There's another reason reporters are sometimes gullible about police statistics: journalism, like nature, deplores a vacuum and where there are no dependable facts journalists tend to grab whatever they can find. Police statistics may be as reliable as smoke and mirrors but they are broken down by borough and are regularly updated. The much more trustworthy alternatives, the studies which ask individuals about their actual experiences, only paint a national picture of crime are only published annually. But that doesn't help journalists who have deadlines measured in hours and minutes. So never mind scruples about whether everything that's said is strictly accurate, let alone placed in proper context, some cut corners much of the time. And if all crime figures point to an overall decline there is a temptation to single out any indicator that looks bad. Hence the current panic over street crime which has been allowed to corrode our confidence about crime in general. Or we ignore the figures altogether - anecdotal evidence is always compelling, and we can forever find horror stories of people who've been brutalised through crime.
So laziness, the need for immediate gratification, political bias - all these things can contribute to a climate of misreporting about crime. But another factor is what many people see as the curmudgeonly, gloomy, whingeing personality of so much journalism today. Proper scepticism is one thing, but few would deny that coverage of crime is steeped in a dismal view of life perpetuated by almost all the national press. This sneering disdain is so entrenched that when the newscaster Martyn Lewis pointed out the obvious - that there is too much bad news and not enough celebration of the good - he was ridiculed as being wet behind the ears.

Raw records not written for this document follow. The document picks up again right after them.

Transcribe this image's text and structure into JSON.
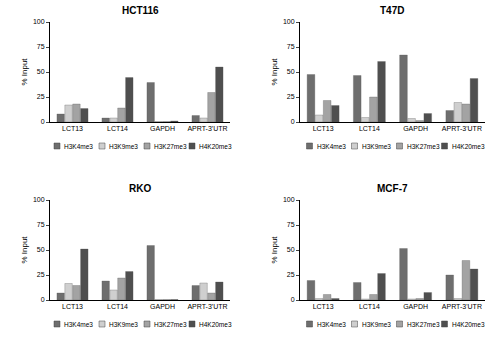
{
  "chart_data": [
    {
      "type": "bar",
      "title": "HCT116",
      "y_label": "% Input",
      "categories": [
        "LCT13",
        "LCT14",
        "GAPDH",
        "APRT-3'UTR"
      ],
      "series": [
        {
          "name": "H3K4me3",
          "color": "#6e6e6e",
          "values": [
            8,
            4,
            39.5,
            6.5
          ]
        },
        {
          "name": "H3K9me3",
          "color": "#cfcfcf",
          "values": [
            17,
            4,
            0.5,
            4
          ]
        },
        {
          "name": "H3K27me3",
          "color": "#a3a3a3",
          "values": [
            18,
            14,
            0.5,
            29.5
          ]
        },
        {
          "name": "H4K20me3",
          "color": "#4f4f4f",
          "values": [
            13.5,
            44.5,
            1,
            55
          ]
        }
      ],
      "ylim": [
        0,
        100
      ],
      "yticks": [
        0,
        25,
        50,
        75,
        100
      ],
      "grid": false
    },
    {
      "type": "bar",
      "title": "T47D",
      "y_label": "% Input",
      "categories": [
        "LCT13",
        "LCT14",
        "GAPDH",
        "APRT-3'UTR"
      ],
      "series": [
        {
          "name": "H3K4me3",
          "color": "#6e6e6e",
          "values": [
            47.5,
            46.5,
            67,
            11.5
          ]
        },
        {
          "name": "H3K9me3",
          "color": "#cfcfcf",
          "values": [
            7,
            4.5,
            3.5,
            19.5
          ]
        },
        {
          "name": "H3K27me3",
          "color": "#a3a3a3",
          "values": [
            21.5,
            25,
            1.5,
            18
          ]
        },
        {
          "name": "H4K20me3",
          "color": "#4f4f4f",
          "values": [
            16.5,
            60.5,
            8.5,
            43.5
          ]
        }
      ],
      "ylim": [
        0,
        100
      ],
      "yticks": [
        0,
        25,
        50,
        75,
        100
      ],
      "grid": false
    },
    {
      "type": "bar",
      "title": "RKO",
      "y_label": "% Input",
      "categories": [
        "LCT13",
        "LCT14",
        "GAPDH",
        "APRT-3'UTR"
      ],
      "series": [
        {
          "name": "H3K4me3",
          "color": "#6e6e6e",
          "values": [
            7,
            19,
            54.5,
            14.5
          ]
        },
        {
          "name": "H3K9me3",
          "color": "#cfcfcf",
          "values": [
            16.5,
            10,
            0.5,
            17
          ]
        },
        {
          "name": "H3K27me3",
          "color": "#a3a3a3",
          "values": [
            14.5,
            22,
            0.5,
            7
          ]
        },
        {
          "name": "H4K20me3",
          "color": "#4f4f4f",
          "values": [
            51,
            28.5,
            0.5,
            18
          ]
        }
      ],
      "ylim": [
        0,
        100
      ],
      "yticks": [
        0,
        25,
        50,
        75,
        100
      ],
      "grid": false
    },
    {
      "type": "bar",
      "title": "MCF-7",
      "y_label": "% Input",
      "categories": [
        "LCT13",
        "LCT14",
        "GAPDH",
        "APRT-3'UTR"
      ],
      "series": [
        {
          "name": "H3K4me3",
          "color": "#6e6e6e",
          "values": [
            19.5,
            17.5,
            51.5,
            25
          ]
        },
        {
          "name": "H3K9me3",
          "color": "#cfcfcf",
          "values": [
            1.5,
            1,
            1,
            1.5
          ]
        },
        {
          "name": "H3K27me3",
          "color": "#a3a3a3",
          "values": [
            5.5,
            5.5,
            1.5,
            39.5
          ]
        },
        {
          "name": "H4K20me3",
          "color": "#4f4f4f",
          "values": [
            1.5,
            26.5,
            7.5,
            31
          ]
        }
      ],
      "ylim": [
        0,
        100
      ],
      "yticks": [
        0,
        25,
        50,
        75,
        100
      ],
      "grid": false
    }
  ]
}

Thus, as we've become safer somehow we've become more scared. The damage caused is now hard to undo. But tonight on BBC-1, when Peter Snow explains how much of crime has dropped, many people (including several newspaper editors) may find it difficult to accept. The belief that crime is rising, not declining, is too engrained.
Don't get me wrong. I am no apologist for criminals, nor for the government and nor am I remotely complacent about crime. Indeed, I have seen some of the worst of it, am outraged by the harm it does and devote much of my time and energy to tackling it. But crime is bad enough without stoking people's fears. We need to think how we report crime. It is beset by a curious anti-intellectualism that would never be countenanced in the coverage of politics or international affairs. There are some first-class crime correspondents, sometimes in unexpected places (The Sun has run some creditably balanced stories, for example) but at least one has conceded to me that, as a breed, they are not renowned for their sophistication. Surely the answer lies in their own hands.
Crime is important. It helps define how we live our daily lives. It sets the tone for our society. It deserves better. So do the readers, listeners and viewers who cower in fear.